Food companies are already having a hard time obtaining nongenetically modified crops. Grain handlers like Archer Daniels Midland and Cargill are charging extra to segregate and test crops to certify that they are nonbiotech.

And that is becoming harder to do. Some agriculture experts say that cross-pollination of biotech corn and seed corn, as well as poor and imperfect grain-handling practices, have thoroughly scrambled crops in a global food chain that for decades shipped bulk supplies of largely undifferentiated products.

Food makers around the world are finding traces of gene-altered crops in foods that were not supposed to be made with them; Midwestern farmers are complaining that wind is blowing pollen from gene-altered crops into neighboring fields planted with conventional corn.

Even organic crops labeled "G.M. Free" are testing positive for genetic modification. Organic growers are now considering a class-action lawsuit against the biotech industry that would seek damages for the contamination.

"We have found traces in corn that has been grown organically for 10 to 15 years," said Arran Stephens, president of Nature's Path Foods, an organic producer of breads and cereals based in Delta, British Columbia. "There's no wall high enough to keep that stuff contained."

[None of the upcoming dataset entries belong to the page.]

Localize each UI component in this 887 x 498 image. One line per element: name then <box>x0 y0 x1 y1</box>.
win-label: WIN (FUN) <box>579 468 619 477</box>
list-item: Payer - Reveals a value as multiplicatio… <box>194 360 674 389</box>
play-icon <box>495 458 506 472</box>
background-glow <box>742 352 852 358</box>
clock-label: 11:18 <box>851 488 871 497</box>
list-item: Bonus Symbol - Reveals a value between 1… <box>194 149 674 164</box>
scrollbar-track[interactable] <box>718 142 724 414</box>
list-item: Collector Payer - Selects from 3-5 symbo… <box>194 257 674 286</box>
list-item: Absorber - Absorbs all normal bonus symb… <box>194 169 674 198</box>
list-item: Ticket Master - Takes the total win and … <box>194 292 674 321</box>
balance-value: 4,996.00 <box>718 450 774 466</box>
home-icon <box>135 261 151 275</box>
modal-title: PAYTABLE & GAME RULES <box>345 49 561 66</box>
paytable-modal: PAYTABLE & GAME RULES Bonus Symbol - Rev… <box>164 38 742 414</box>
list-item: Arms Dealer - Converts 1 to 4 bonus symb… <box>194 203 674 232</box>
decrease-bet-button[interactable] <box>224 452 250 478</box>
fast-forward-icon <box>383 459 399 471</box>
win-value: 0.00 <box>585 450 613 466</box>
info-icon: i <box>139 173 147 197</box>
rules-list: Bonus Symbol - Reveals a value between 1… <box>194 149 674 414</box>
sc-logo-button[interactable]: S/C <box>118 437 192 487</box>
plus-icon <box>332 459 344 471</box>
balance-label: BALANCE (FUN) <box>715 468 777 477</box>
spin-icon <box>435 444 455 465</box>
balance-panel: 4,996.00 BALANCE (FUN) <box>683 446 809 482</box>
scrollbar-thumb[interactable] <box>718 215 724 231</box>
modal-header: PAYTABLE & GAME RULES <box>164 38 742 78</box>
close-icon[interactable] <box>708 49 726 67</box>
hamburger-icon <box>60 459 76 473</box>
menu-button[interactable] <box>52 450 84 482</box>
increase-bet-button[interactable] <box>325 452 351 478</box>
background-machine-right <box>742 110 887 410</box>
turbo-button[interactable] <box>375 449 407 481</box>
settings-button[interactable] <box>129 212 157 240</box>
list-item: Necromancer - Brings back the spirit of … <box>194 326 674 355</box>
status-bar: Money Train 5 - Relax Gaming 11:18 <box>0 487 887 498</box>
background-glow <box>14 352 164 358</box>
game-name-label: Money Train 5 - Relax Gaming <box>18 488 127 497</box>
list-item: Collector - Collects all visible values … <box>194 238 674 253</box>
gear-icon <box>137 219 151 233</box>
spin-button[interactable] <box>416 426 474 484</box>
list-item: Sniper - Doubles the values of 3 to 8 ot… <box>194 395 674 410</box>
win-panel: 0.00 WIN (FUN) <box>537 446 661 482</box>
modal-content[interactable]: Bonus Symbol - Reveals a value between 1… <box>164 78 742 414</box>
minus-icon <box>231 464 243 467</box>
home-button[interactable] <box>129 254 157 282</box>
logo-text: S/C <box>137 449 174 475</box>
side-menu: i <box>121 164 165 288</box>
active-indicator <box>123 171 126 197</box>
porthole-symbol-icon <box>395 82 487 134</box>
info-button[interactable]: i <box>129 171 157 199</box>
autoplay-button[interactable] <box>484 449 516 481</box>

Some critics of biotechnology see a sinister plot at work, with the industry ignoring the implications of widespread pollen flow and perhaps even encouraging a black market in biotech crops.

"They're hoping there's enough contamination so that it's a fait accompli," said Jeremy Rifkin, a longtime critic of biotechnology.

"But the liability will kill them," he said. "We're going to see lawsuits across the Farm Belt as conventional farmers and organic farmers find their product is contaminated."

The world's biggest biotech seed companies acknowledge that some pollen may go astray. And they acknowledge that they cannot guarantee that even the conventional seed they sell is 100 percent free of genetic modification.

Agriculture, they say, is prone to mishaps.

"By and large, where there are crops grown, and where G.M. materials are approved, the issue is with us," said Dean Oestreich, a vice president at Pioneer Hi-Bred, the world's largest seed company. "Our basic seed stocks are pure. But there's always adventitious presence, which means small amounts of unintentional presence through pollen flow and physical mixing."

Because of all this commingling, the companies are calling on regulators in many countries to relax tolerance standards for crops, to avoid trade, labeling and legal problems.

Zero tolerance, said Jeanne Romero-Severson, a professor of agriculture at Purdue University, is simply not realistic.

"If your standard is 100 percent pure," she said, "you better stop eating right now."